Objective: To explore the effect of TP53 mutation variant allele frequency(VAF) on the prognosis of diffuse large B-cell lymphoma(DLBCL) patients.
Methods: This study included 155 patients with DLBCL who were first diagnosed in the People's Hospital of Xinjiang Uygur Autonomous Region from March 2009 to March 2022. Complete clinical data and paraffin-embedded tumor tissue samples were obtained, and DNA was extracted from tumor tissues. The gene mutation profile of DLBCL patients was detected and analyzed by second-generation sequencing technology. Kaplan-Meier method was used to analyze the mutation status of TP53 gene and the relationship between mutation VAF and OS. Cox regression univariate and multivariate analysis was use to analyze the independent factors affecting OS. A nornogram model for predicting 1, 3, and 5 years OS in DLBCL patients were established to evaluated the performance of the model based on C-index and calibration curves.

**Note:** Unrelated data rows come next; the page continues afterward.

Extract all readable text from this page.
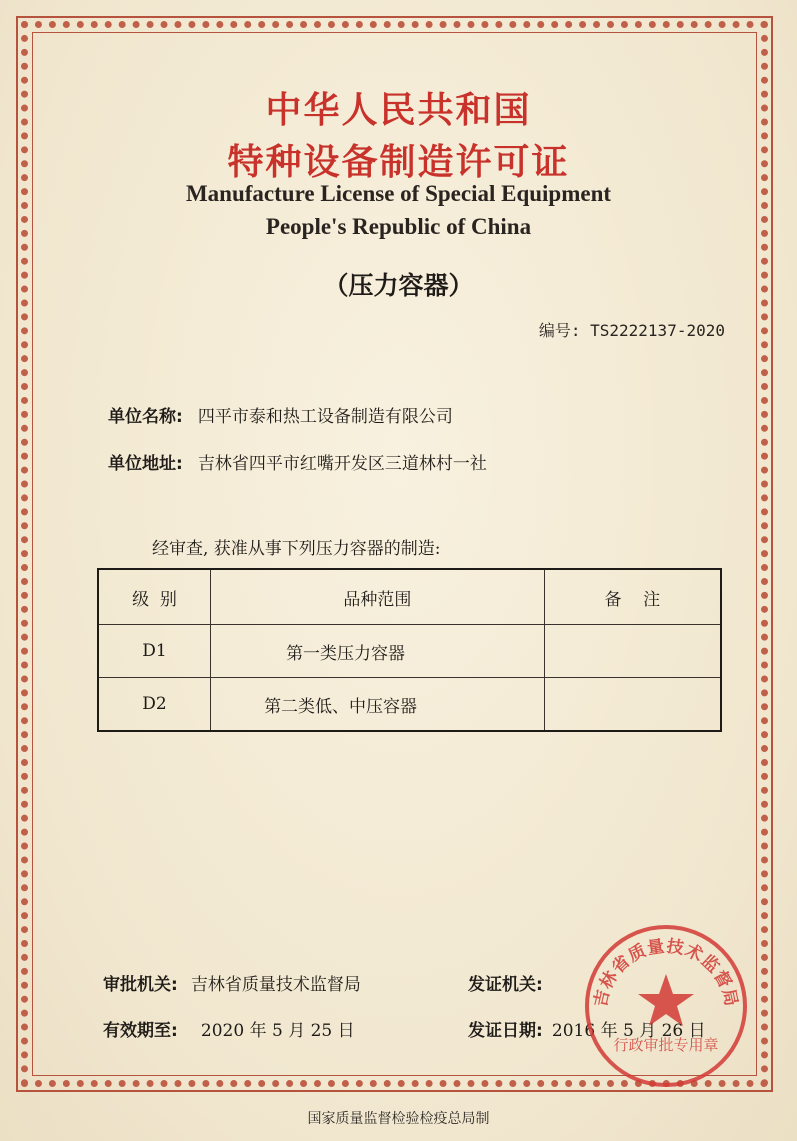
中华人民共和国
特种设备制造许可证
Manufacture License of Special Equipment
People's Republic of China
（压力容器）
编号: TS2222137-2020
单位名称: 四平市泰和热工设备制造有限公司
单位地址: 吉林省四平市红嘴开发区三道林村一社
经审查, 获准从事下列压力容器的制造:
级  别	品种范围	备    注
D1	第一类压力容器	
D2	第二类低、中压容器	
审批机关: 吉林省质量技术监督局	发证机关:
有效期至: 2020 年 5 月 25 日	发证日期: 2016 年 5 月 26 日
吉林省质量技术监督局
行政审批专用章
国家质量监督检验检疫总局制
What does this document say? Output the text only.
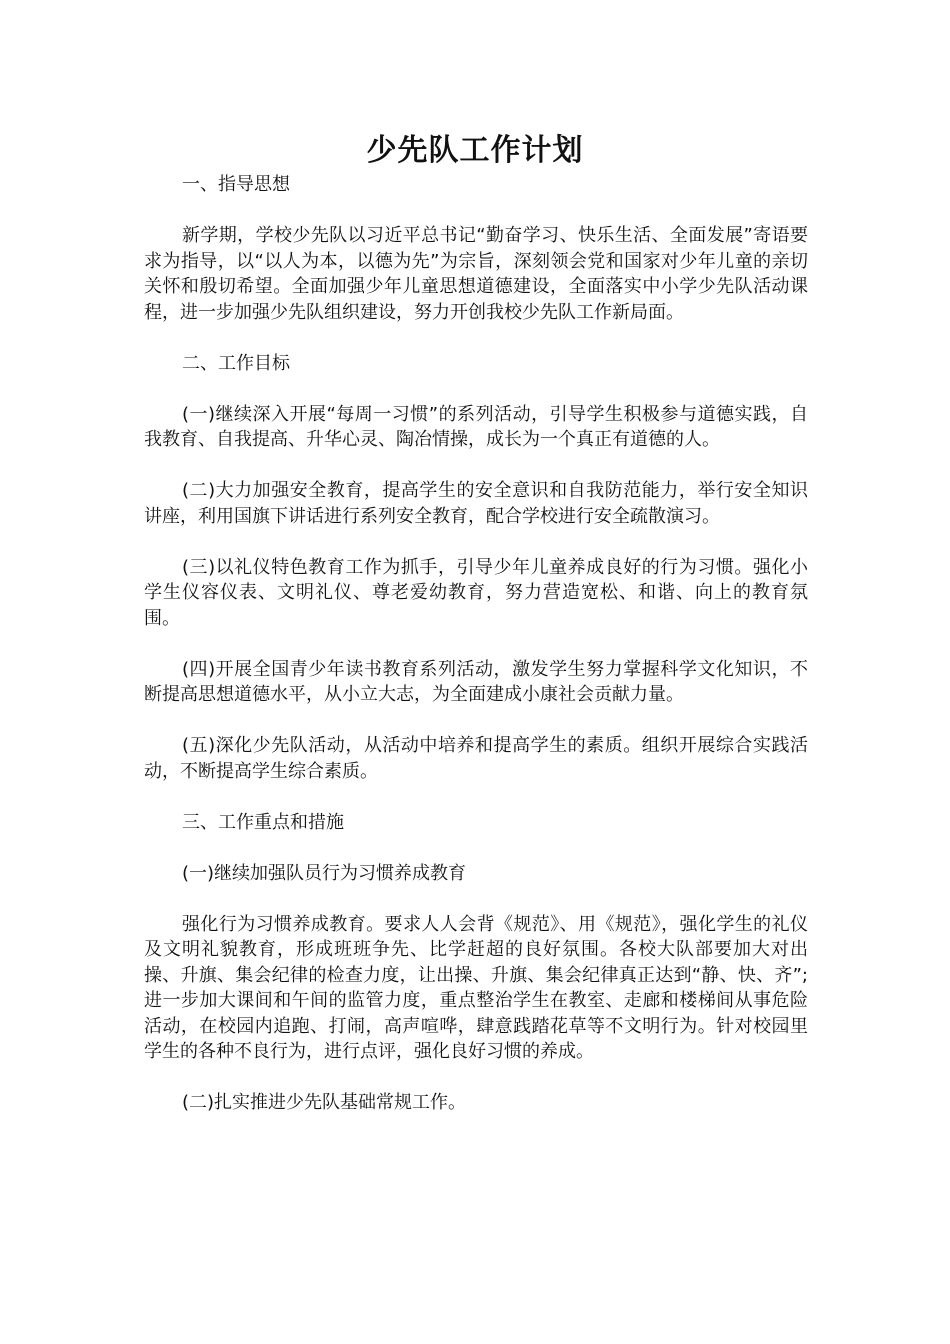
少先队工作计划

一、指导思想

新学期，学校少先队以习近平总书记“勤奋学习、快乐生活、全面发展”寄语要求为指导，以“以人为本，以德为先”为宗旨，深刻领会党和国家对少年儿童的亲切关怀和殷切希望。全面加强少年儿童思想道德建设，全面落实中小学少先队活动课程，进一步加强少先队组织建设，努力开创我校少先队工作新局面。

二、工作目标

(一)继续深入开展“每周一习惯”的系列活动，引导学生积极参与道德实践，自我教育、自我提高、升华心灵、陶冶情操，成长为一个真正有道德的人。

(二)大力加强安全教育，提高学生的安全意识和自我防范能力，举行安全知识讲座，利用国旗下讲话进行系列安全教育，配合学校进行安全疏散演习。

(三)以礼仪特色教育工作为抓手，引导少年儿童养成良好的行为习惯。强化小学生仪容仪表、文明礼仪、尊老爱幼教育，努力营造宽松、和谐、向上的教育氛围。

(四)开展全国青少年读书教育系列活动，激发学生努力掌握科学文化知识，不断提高思想道德水平，从小立大志，为全面建成小康社会贡献力量。

(五)深化少先队活动，从活动中培养和提高学生的素质。组织开展综合实践活动，不断提高学生综合素质。

三、工作重点和措施

(一)继续加强队员行为习惯养成教育

强化行为习惯养成教育。要求人人会背《规范》、用《规范》，强化学生的礼仪及文明礼貌教育，形成班班争先、比学赶超的良好氛围。各校大队部要加大对出操、升旗、集会纪律的检查力度，让出操、升旗、集会纪律真正达到“静、快、齐”;进一步加大课间和午间的监管力度，重点整治学生在教室、走廊和楼梯间从事危险活动，在校园内追跑、打闹，高声喧哗，肆意践踏花草等不文明行为。针对校园里学生的各种不良行为，进行点评，强化良好习惯的养成。

(二)扎实推进少先队基础常规工作。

Results: The average value of TP53 mutation VAF in male DLBCL patients was significantly higher than that in female patients (P < 0.05). Patients with TP53 mutantion had shorter OS than those with wild-type patients (P =0.030). The optimal VAF threshold for TP53 mutation based on OS stratification was 33.61% (P < 0.001), and patients with TP53 mutation VAF ≥34% had shorter OS than those with TP53 mutation VAF < 34% and wild-type patients (P < 0.001). Multivariate Cox analysis showed that TP53 mutation VAF≥34% was an independent poor predictor of OS ( HR =4.05, P < 0.001), and IPI score ≥3 was an independent predictor of OS poor ( HR =2.27, P =0.008). In combination with factors with independent prognostic significance obtained from multi-factor analysis, we constructed a nomogram model for predicting 1-year, 3-year, 5-year OS in DLBCL patients. The results showed that the C index of TP53 mutation VAF combined with IPI model was 0.743, which predicted the value of 1-year, 3-year, and 5-year OS in DLBCL patients. Calibration curves show that the model has good agreement between predicted and actual survival of DLBCL patients at 1-year, 3-year, and 5-year.
Conclusion: TP53 mutation VAF has prognostic value in DLBCL patients, and TP53 mutation VAF≥34% is an independent risk factor for OS in DLBCL patients. The prognosis model of TP53 mutation VAF combined with IPI nomogram constructed in this study has good predictive performance for DLBCL patients.
题目: TP53 突变变异等位基因频率在弥漫性大B细胞淋巴瘤中的预后价值研究.
目的: 探索TP53突变变异等位基因频率(VAF)对DLBCL患者预后的影响。.
方法: 回顾性分析2009年3月至2022年3月在新疆维吾尔自治区人民医院初次诊断的155例DLBCL患者,获取完整的临床资料及石蜡包埋的肿瘤组织标本,肿瘤组织中提取DNA,利用二代测序技术检测并分析DLBCL患者基因突变谱。Kaplan-Meier法分析TP53基因突变状态及突变VAF与OS的关系。Cox回归单因素和多因素预后分析影响OS的独立因素。建立预测DLBCL患者1、3和5年OS的列线图,通过C-指数及校准曲线预测模型的预测性能。.
结果: 男性患者DLBCL的TP53突变VAF平均值明显高于女性患者(P < 0.05)。TP53突变型患者较野生型的患者的OS缩短(P =0.030);基于OS分层的TP53突变的最佳VAF临界值为33.61%(P < 0.001),且TP53突变VAF≥34%患者OS的显著短于TP53突变VAF< 34%及TP53野生型患者(P < 0.001)。多因素Cox分析发现TP53 突变VAF≥34%( HR =4.05, P < 0.001)、IPI评分≥3( HR =2.27, P =0.008)是DLBCL患者OS的独立不良预测因素。结合多因素分析得到的具有独立预后意义的因素,构建了DLBCL患者1年、3年、5年OS的诺模列线图模型,TP53突变VAF联合IPI模型的C指数为0.743,该模型预测DLBCL患者1、3和5年OS具有较高的预测准确性。校准曲线分析表明该模型在预测DLBCL患者1、3和5年OS方面与实际生存之间具有良好的一致性。.
结论: TP53突变VAF在DLBCL患者中具有预后预测价值,TP53突变VAF≥34%是影响DLBCL患者OS的独立危险因素。本研究构建的TP53突变VAF联合IPI列线图预后模型对DLBCL患者预后具有较好的预测性能。.
Keywords: diffuse large B-cell lymphoma; gene mutation; variant allele frequency; prognosis.